Exclude a Column

Last modified: October 22, 2019

In some cases, you may have a table with many fields and desire to write a query that selects nearly all of them. In a situation like this, it would be nice to be able to write a query that combines a SELECT all with a shorter list of exclusions.

Unfortunately, since SQL is a declarative language, this cannot be done. When we use SQL, we must specify what we want, not what we do not want. The 2 best viable ways to approach this problem are as follows:

Omit Columns

List out all columns in your query, omit the undesired fields by:

  • Not including
  • Deleting
  • Commenting out

Not including columns or deleting columns you don’t want in your SELECT statement is straightforward.
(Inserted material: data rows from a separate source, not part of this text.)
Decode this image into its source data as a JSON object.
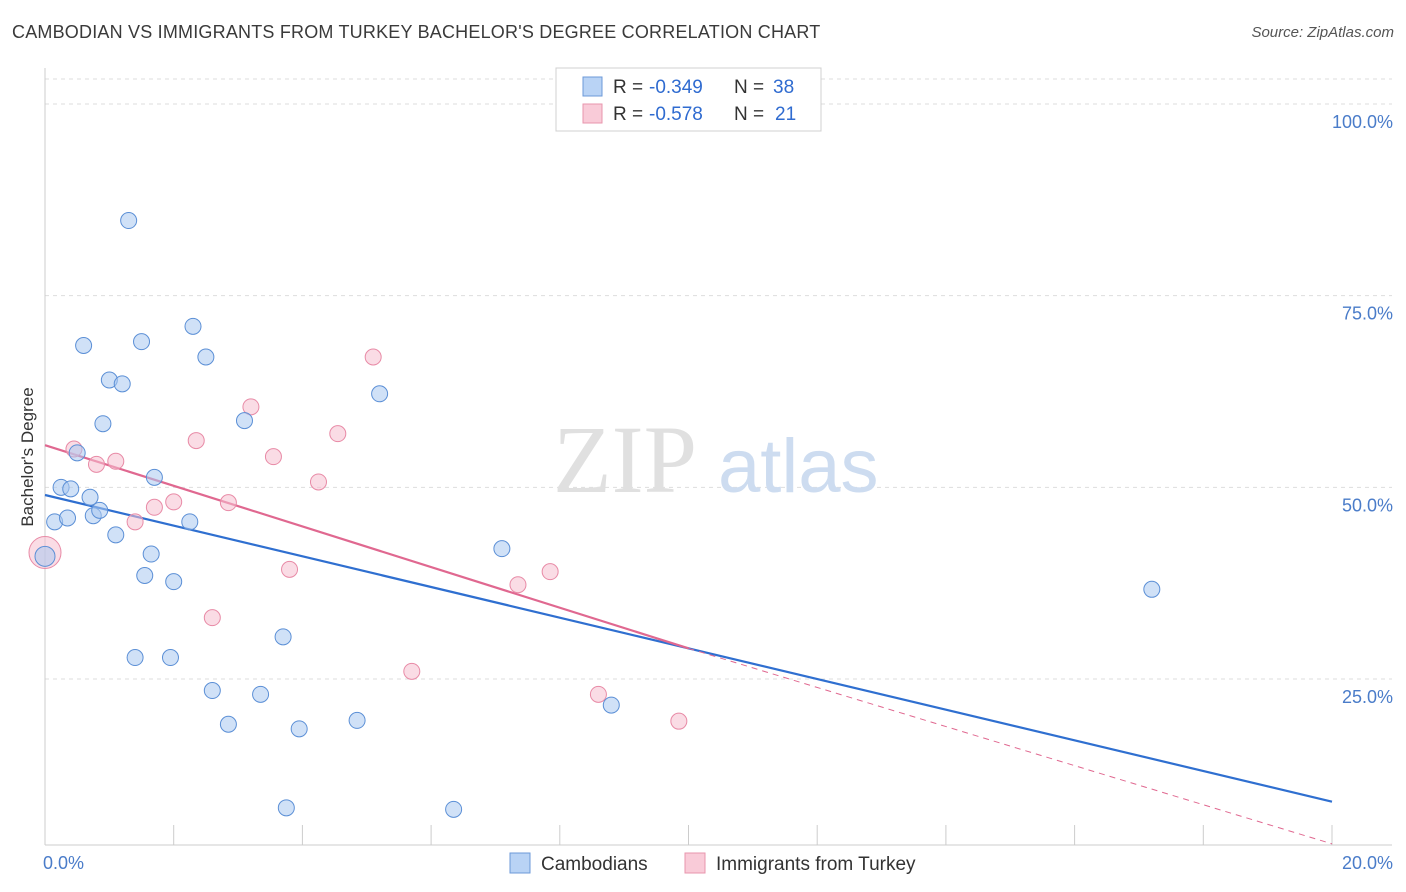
{
  "header": {
    "title": "CAMBODIAN VS IMMIGRANTS FROM TURKEY BACHELOR'S DEGREE CORRELATION CHART",
    "source": "Source: ZipAtlas.com"
  },
  "watermark": {
    "zip": "ZIP",
    "atlas": "atlas"
  },
  "colors": {
    "blue": "#a9c8f0",
    "blue_stroke": "#5b8fd6",
    "blue_line": "#2f6fd0",
    "pink": "#f6bfcf",
    "pink_stroke": "#e88aa6",
    "pink_line": "#e06890",
    "grid": "#dddddd",
    "axis_text": "#4a7cc9"
  },
  "chart_data": {
    "type": "scatter",
    "title": "CAMBODIAN VS IMMIGRANTS FROM TURKEY BACHELOR'S DEGREE CORRELATION CHART",
    "xlabel": "",
    "ylabel": "Bachelor's Degree",
    "xlim": [
      0,
      20
    ],
    "ylim": [
      0,
      105
    ],
    "x_tick_labels": [
      "0.0%",
      "20.0%"
    ],
    "y_ticks": [
      25,
      50,
      75,
      100
    ],
    "y_tick_labels": [
      "25.0%",
      "50.0%",
      "75.0%",
      "100.0%"
    ],
    "legend": {
      "rows": [
        {
          "r_label": "R =",
          "r_value": "-0.349",
          "n_label": "N =",
          "n_value": "38"
        },
        {
          "r_label": "R =",
          "r_value": "-0.578",
          "n_label": "N =",
          "n_value": "21"
        }
      ]
    },
    "series": [
      {
        "name": "Cambodians",
        "points": [
          [
            0.0,
            41.0
          ],
          [
            0.15,
            45.5
          ],
          [
            0.35,
            46.0
          ],
          [
            0.25,
            50.0
          ],
          [
            0.4,
            49.8
          ],
          [
            0.5,
            54.5
          ],
          [
            0.6,
            68.5
          ],
          [
            0.7,
            48.7
          ],
          [
            0.75,
            46.3
          ],
          [
            0.85,
            47.0
          ],
          [
            0.9,
            58.3
          ],
          [
            1.0,
            64.0
          ],
          [
            1.1,
            43.8
          ],
          [
            1.2,
            63.5
          ],
          [
            1.3,
            84.8
          ],
          [
            1.4,
            27.8
          ],
          [
            1.5,
            69.0
          ],
          [
            1.55,
            38.5
          ],
          [
            1.65,
            41.3
          ],
          [
            1.7,
            51.3
          ],
          [
            1.95,
            27.8
          ],
          [
            2.0,
            37.7
          ],
          [
            2.25,
            45.5
          ],
          [
            2.3,
            71.0
          ],
          [
            2.5,
            67.0
          ],
          [
            2.6,
            23.5
          ],
          [
            2.85,
            19.1
          ],
          [
            3.1,
            58.7
          ],
          [
            3.35,
            23.0
          ],
          [
            3.7,
            30.5
          ],
          [
            3.75,
            8.2
          ],
          [
            3.95,
            18.5
          ],
          [
            4.85,
            19.6
          ],
          [
            5.2,
            62.2
          ],
          [
            6.35,
            8.0
          ],
          [
            7.1,
            42.0
          ],
          [
            8.8,
            21.6
          ],
          [
            17.2,
            36.7
          ]
        ]
      },
      {
        "name": "Immigrants from Turkey",
        "points": [
          [
            0.0,
            41.5
          ],
          [
            0.45,
            55.0
          ],
          [
            0.8,
            53.0
          ],
          [
            1.1,
            53.4
          ],
          [
            1.4,
            45.5
          ],
          [
            1.7,
            47.4
          ],
          [
            2.0,
            48.1
          ],
          [
            2.35,
            56.1
          ],
          [
            2.6,
            33.0
          ],
          [
            2.85,
            48.0
          ],
          [
            3.2,
            60.5
          ],
          [
            3.55,
            54.0
          ],
          [
            3.8,
            39.3
          ],
          [
            4.25,
            50.7
          ],
          [
            4.55,
            57.0
          ],
          [
            5.1,
            67.0
          ],
          [
            5.7,
            26.0
          ],
          [
            7.35,
            37.3
          ],
          [
            7.85,
            39.0
          ],
          [
            8.6,
            23.0
          ],
          [
            9.85,
            19.5
          ]
        ]
      }
    ],
    "trend_lines": [
      {
        "series": "Cambodians",
        "x": [
          0,
          20
        ],
        "y": [
          49.0,
          9.0
        ]
      },
      {
        "series": "Immigrants from Turkey",
        "x": [
          0,
          10.0
        ],
        "y": [
          55.5,
          29.0
        ],
        "dashed_extension_to": [
          20,
          3.5
        ]
      }
    ]
  },
  "bottom_legend": {
    "items": [
      {
        "label": "Cambodians"
      },
      {
        "label": "Immigrants from Turkey"
      }
    ]
  }
}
However if you would want to show that you are leaving out certain columns intentionally you can comment them out by using two dashes –

SELECT
	column1,
	--column2,
    column4
FROM
	table_name;

Here we deleted column3 and commented out column 2.

The SQL DESCRIBE statement is useful here to obtain the full list of the fields in a table, especially if there are a great number.

DESCRIBE table_name;

It will produce a table with all column names from the table being described and some other meta information.

Create View

If you will often be querying a table and retrieving most of its columns, then it may make sense to create a view. The view would persist as a “virtual table,” against which SELECT * queries could be run.

Here is how it would look if we wanted to end up with all of the columns except column2:

CREATE VIEW view_name AS
SELECT
	column1,
	column3,
	column4
FROM table_name;

This view could then be queried using SELECT *

SELECT *
FROM view_name;

In theory this is a very good idea, however as the view definition becomes more extensive and/or complex, there could be a negative performance impact. Since the view is a “virtual table” the data does not reside within the view. Each time a query is made against the view, the view’s definition query against the original database tables must also run. The convenience gained by being able to SELECT * should be weighed against the time and resources needed to support the view.